Tennessee’s TARGET Zero Suicide: Technology Assisted Recovery, Growth, Empowerment, and Treatment (NSSP)

TARGET Zero Suicide
National Strategy for Suicide Prevention
Alumni
2014
Tennessee

The Tennessee Department of Mental Health and Substance Abuse Services (TDMHSAS) proposes Tennessee TARGET Zero Suicide (TARGET) to reduce suicide attempts/deaths among working-age adults ages 25-64 by developing and implementing cross-system suicide prevention strategies, including rapid and enhanced follow-up for 2,250 unduplicated adults (Yr 1: 1,000; Yrs 2-3: 1,250/yr) and prevention training for 570 providers and stakeholders.

TDMHSAS will develop partnerships with emergency departments and inpatient psychiatric units to refer at-risk adults to TARGET for follow-up care following discharge for a non-fatal suicide attempt or suicide crisis. Centerstone of Tennessee will provide telephone and/or face-to-face follow-up within 24 hours, weekly for the first month, and at 3/6/9/12 months.

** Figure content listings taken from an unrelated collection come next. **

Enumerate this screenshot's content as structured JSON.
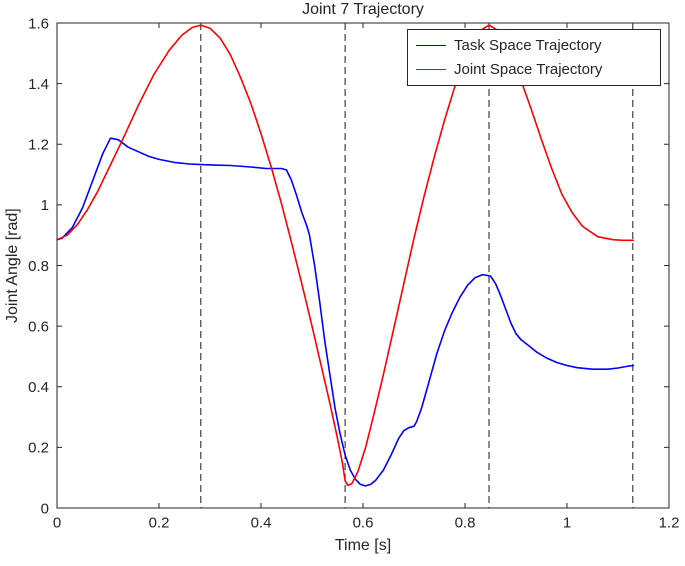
{
  "chart_data": {
    "type": "line",
    "title": "Joint 7 Trajectory",
    "xlabel": "Time [s]",
    "ylabel": "Joint Angle [rad]",
    "xlim": [
      0,
      1.2
    ],
    "ylim": [
      0,
      1.6
    ],
    "xticks": [
      0,
      0.2,
      0.4,
      0.6,
      0.8,
      1,
      1.2
    ],
    "xtick_labels": [
      "0",
      "0.2",
      "0.4",
      "0.6",
      "0.8",
      "1",
      "1.2"
    ],
    "yticks": [
      0,
      0.2,
      0.4,
      0.6,
      0.8,
      1,
      1.2,
      1.4,
      1.6
    ],
    "ytick_labels": [
      "0",
      "0.2",
      "0.4",
      "0.6",
      "0.8",
      "1",
      "1.2",
      "1.4",
      "1.6"
    ],
    "grid": false,
    "axis_color": "#262626",
    "legend_position": "top-right",
    "vlines": {
      "x": [
        0.282,
        0.565,
        0.847,
        1.129
      ],
      "style": "dashed",
      "color": "#1a1a1a"
    },
    "series": [
      {
        "name": "Task Space Trajectory",
        "color": "#0000ff",
        "points": [
          [
            0,
            0.885
          ],
          [
            0.01,
            0.89
          ],
          [
            0.03,
            0.925
          ],
          [
            0.05,
            0.99
          ],
          [
            0.07,
            1.08
          ],
          [
            0.09,
            1.17
          ],
          [
            0.105,
            1.22
          ],
          [
            0.12,
            1.215
          ],
          [
            0.14,
            1.19
          ],
          [
            0.16,
            1.175
          ],
          [
            0.18,
            1.16
          ],
          [
            0.2,
            1.15
          ],
          [
            0.23,
            1.14
          ],
          [
            0.26,
            1.135
          ],
          [
            0.3,
            1.132
          ],
          [
            0.34,
            1.13
          ],
          [
            0.38,
            1.125
          ],
          [
            0.41,
            1.12
          ],
          [
            0.44,
            1.12
          ],
          [
            0.45,
            1.115
          ],
          [
            0.46,
            1.08
          ],
          [
            0.47,
            1.03
          ],
          [
            0.48,
            0.975
          ],
          [
            0.49,
            0.93
          ],
          [
            0.495,
            0.9
          ],
          [
            0.505,
            0.8
          ],
          [
            0.515,
            0.68
          ],
          [
            0.525,
            0.55
          ],
          [
            0.535,
            0.44
          ],
          [
            0.545,
            0.33
          ],
          [
            0.555,
            0.245
          ],
          [
            0.565,
            0.175
          ],
          [
            0.575,
            0.125
          ],
          [
            0.585,
            0.095
          ],
          [
            0.595,
            0.078
          ],
          [
            0.605,
            0.073
          ],
          [
            0.615,
            0.078
          ],
          [
            0.625,
            0.092
          ],
          [
            0.64,
            0.125
          ],
          [
            0.655,
            0.175
          ],
          [
            0.67,
            0.23
          ],
          [
            0.68,
            0.255
          ],
          [
            0.69,
            0.265
          ],
          [
            0.7,
            0.27
          ],
          [
            0.705,
            0.285
          ],
          [
            0.715,
            0.33
          ],
          [
            0.73,
            0.42
          ],
          [
            0.745,
            0.51
          ],
          [
            0.76,
            0.585
          ],
          [
            0.775,
            0.645
          ],
          [
            0.79,
            0.695
          ],
          [
            0.805,
            0.735
          ],
          [
            0.82,
            0.76
          ],
          [
            0.835,
            0.77
          ],
          [
            0.85,
            0.765
          ],
          [
            0.86,
            0.74
          ],
          [
            0.87,
            0.7
          ],
          [
            0.88,
            0.655
          ],
          [
            0.89,
            0.61
          ],
          [
            0.9,
            0.575
          ],
          [
            0.91,
            0.555
          ],
          [
            0.925,
            0.535
          ],
          [
            0.94,
            0.515
          ],
          [
            0.96,
            0.495
          ],
          [
            0.98,
            0.48
          ],
          [
            1,
            0.47
          ],
          [
            1.02,
            0.463
          ],
          [
            1.05,
            0.458
          ],
          [
            1.08,
            0.458
          ],
          [
            1.1,
            0.462
          ],
          [
            1.12,
            0.468
          ],
          [
            1.13,
            0.47
          ]
        ]
      },
      {
        "name": "Joint Space Trajectory",
        "color": "#ff0000",
        "points": [
          [
            0,
            0.885
          ],
          [
            0.02,
            0.9
          ],
          [
            0.04,
            0.935
          ],
          [
            0.06,
            0.985
          ],
          [
            0.08,
            1.045
          ],
          [
            0.1,
            1.115
          ],
          [
            0.13,
            1.22
          ],
          [
            0.16,
            1.33
          ],
          [
            0.19,
            1.43
          ],
          [
            0.22,
            1.51
          ],
          [
            0.245,
            1.56
          ],
          [
            0.265,
            1.585
          ],
          [
            0.282,
            1.593
          ],
          [
            0.3,
            1.583
          ],
          [
            0.32,
            1.55
          ],
          [
            0.34,
            1.495
          ],
          [
            0.36,
            1.42
          ],
          [
            0.38,
            1.335
          ],
          [
            0.4,
            1.235
          ],
          [
            0.42,
            1.125
          ],
          [
            0.44,
            1.005
          ],
          [
            0.46,
            0.875
          ],
          [
            0.48,
            0.74
          ],
          [
            0.5,
            0.6
          ],
          [
            0.52,
            0.455
          ],
          [
            0.535,
            0.345
          ],
          [
            0.55,
            0.23
          ],
          [
            0.56,
            0.145
          ],
          [
            0.565,
            0.09
          ],
          [
            0.57,
            0.075
          ],
          [
            0.578,
            0.08
          ],
          [
            0.59,
            0.12
          ],
          [
            0.605,
            0.2
          ],
          [
            0.62,
            0.3
          ],
          [
            0.64,
            0.44
          ],
          [
            0.66,
            0.59
          ],
          [
            0.68,
            0.74
          ],
          [
            0.7,
            0.89
          ],
          [
            0.72,
            1.03
          ],
          [
            0.74,
            1.16
          ],
          [
            0.76,
            1.28
          ],
          [
            0.78,
            1.39
          ],
          [
            0.8,
            1.48
          ],
          [
            0.815,
            1.535
          ],
          [
            0.83,
            1.575
          ],
          [
            0.847,
            1.593
          ],
          [
            0.865,
            1.575
          ],
          [
            0.88,
            1.535
          ],
          [
            0.895,
            1.48
          ],
          [
            0.91,
            1.41
          ],
          [
            0.93,
            1.315
          ],
          [
            0.95,
            1.215
          ],
          [
            0.97,
            1.12
          ],
          [
            0.99,
            1.035
          ],
          [
            1.01,
            0.975
          ],
          [
            1.03,
            0.93
          ],
          [
            1.06,
            0.895
          ],
          [
            1.09,
            0.885
          ],
          [
            1.11,
            0.883
          ],
          [
            1.13,
            0.883
          ]
        ]
      }
    ]
  }
}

Follow-up will include risk assessment, development of a crisis management plan with the participant, means reduction counseling, and referrals/linkages to treatment services utilizing best practices Applied Suicide Intervention Skills Training (ASIST), Counseling on Access to Lethal Means, and evidence-based Columbia Suicide Severity Rating Scale (C-SSRS). The Tennessee Suicide Prevention Network will provide suicide prevention trainings for clinical providers (e.g., primary, behavioral, emergency, VA) and adult-serving systems (e.g., corrections, workforce development, human services, military). TARGET will also work to implement a Zero Suicides framework across state departments and health, behavioral health, workplace, military, justice, etc., settings. Outcomes will include reduction in suicide attempts by 30% and suicide deaths by 10%. An existing Advisory Council, comprising suicide attempt/loss survivors and other stakeholders, will support TARGET’s goals/objectives: (1) improve care transition/ coordination of at-risk adults post discharge, (2) increase the number of providers and stakeholders trained in adult suicide prevention, assessment, and treatment, (3) increase risk identification, referral, and behavioral health services utilization, and (4) implement Goals 8 and 9 of the 2012 National Suicide Prevention Strategy. Evaluation will be conducted by staff experienced in suicide prevention, and all required reports on outcomes and infrastructure development will be met.